Health Message

(Smoking, Alcohol & Drugs is injurious to Health)

Saturday, 12 November 2016

Good News: the Center for Disease Control says smoking rates continue to fall.

Good News: the Center for Disease Control says smoking rates continue to fall.

Tom Frieden, director of the Centers for Disease Control and Prevention, told reporters that the latest data show how tobacco use remains “a persistent and preventable health threat” — despite smoking rates being at all-time lows. Of the 36 million current smokers, Frieden said, “nearly half could die prematurely from tobacco-related illnesses, including 6 million from cancer, unless we implement the programs that will help smokers quit.”

Source: NBC News



Between 2009 and 2013, about 660,000 people a year were diagnosed with cancers related to tobacco use, the CDC reported. About 340,000 people died of those cancers.

Yet a separate report in the agency's Morbidity and Mortality Weekly Report shows how much progress has been made against cigarette smoking over the past decade. From 2005 to 2015, smoking among adults declined from 20.9 percent, or 45.1 million people, to 15.1 percent, or 36.5 million.

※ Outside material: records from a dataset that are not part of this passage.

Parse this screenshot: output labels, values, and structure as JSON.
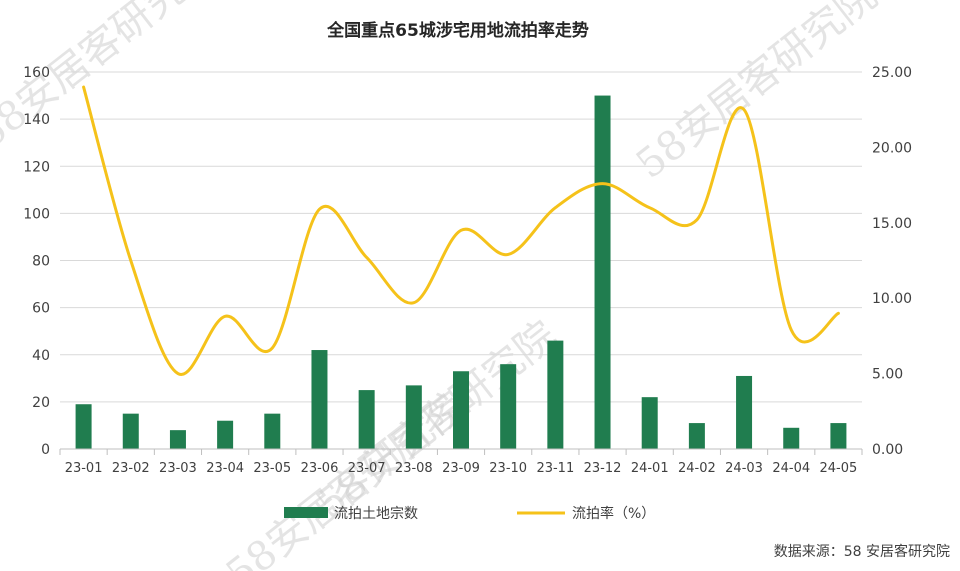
{
  "chart_data": {
    "type": "bar+line",
    "title": "全国重点65城涉宅用地流拍率走势",
    "categories": [
      "23-01",
      "23-02",
      "23-03",
      "23-04",
      "23-05",
      "23-06",
      "23-07",
      "23-08",
      "23-09",
      "23-10",
      "23-11",
      "23-12",
      "24-01",
      "24-02",
      "24-03",
      "24-04",
      "24-05"
    ],
    "series": [
      {
        "name": "流拍土地宗数",
        "type": "bar",
        "axis": "left",
        "values": [
          19,
          15,
          8,
          12,
          15,
          42,
          25,
          27,
          33,
          36,
          46,
          150,
          22,
          11,
          31,
          9,
          11
        ]
      },
      {
        "name": "流拍率（%）",
        "type": "line",
        "axis": "right",
        "values": [
          24.0,
          12.5,
          5.0,
          8.8,
          6.7,
          15.9,
          12.7,
          9.7,
          14.5,
          12.9,
          16.0,
          17.6,
          16.0,
          15.2,
          22.5,
          7.9,
          9.0
        ]
      }
    ],
    "y_left": {
      "ylim": [
        0,
        160
      ],
      "ticks": [
        "0",
        "20",
        "40",
        "60",
        "80",
        "100",
        "120",
        "140",
        "160"
      ]
    },
    "y_right": {
      "ylim": [
        0,
        25
      ],
      "ticks": [
        "0.00",
        "5.00",
        "10.00",
        "15.00",
        "20.00",
        "25.00"
      ]
    },
    "grid": true,
    "legend_position": "bottom",
    "colors": {
      "bar": "#207d4f",
      "line": "#f5c21a",
      "grid": "#d9d9d9",
      "axis": "#bfbfbf"
    }
  },
  "source_text": "数据来源：58 安居客研究院",
  "watermark_text": "58安居客研究院"
}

The overall rate fell 1.7 percentage points last year alone, resulting in the lowest prevalence since the CDC began collecting data in 1965.

Less people are lighting up. The CDC reports cigarette smoking rates have hit an all-time low.

Researchers say the number of smokers dropped about 15-percent, from 45-million to nearly 37-million between 2005 and 2015.

Although the CDC is happy with fewer smokers, they say more anti-tobacco action is still needed.

They say nearly half of all cancer diagnosis are linked to tobacco use.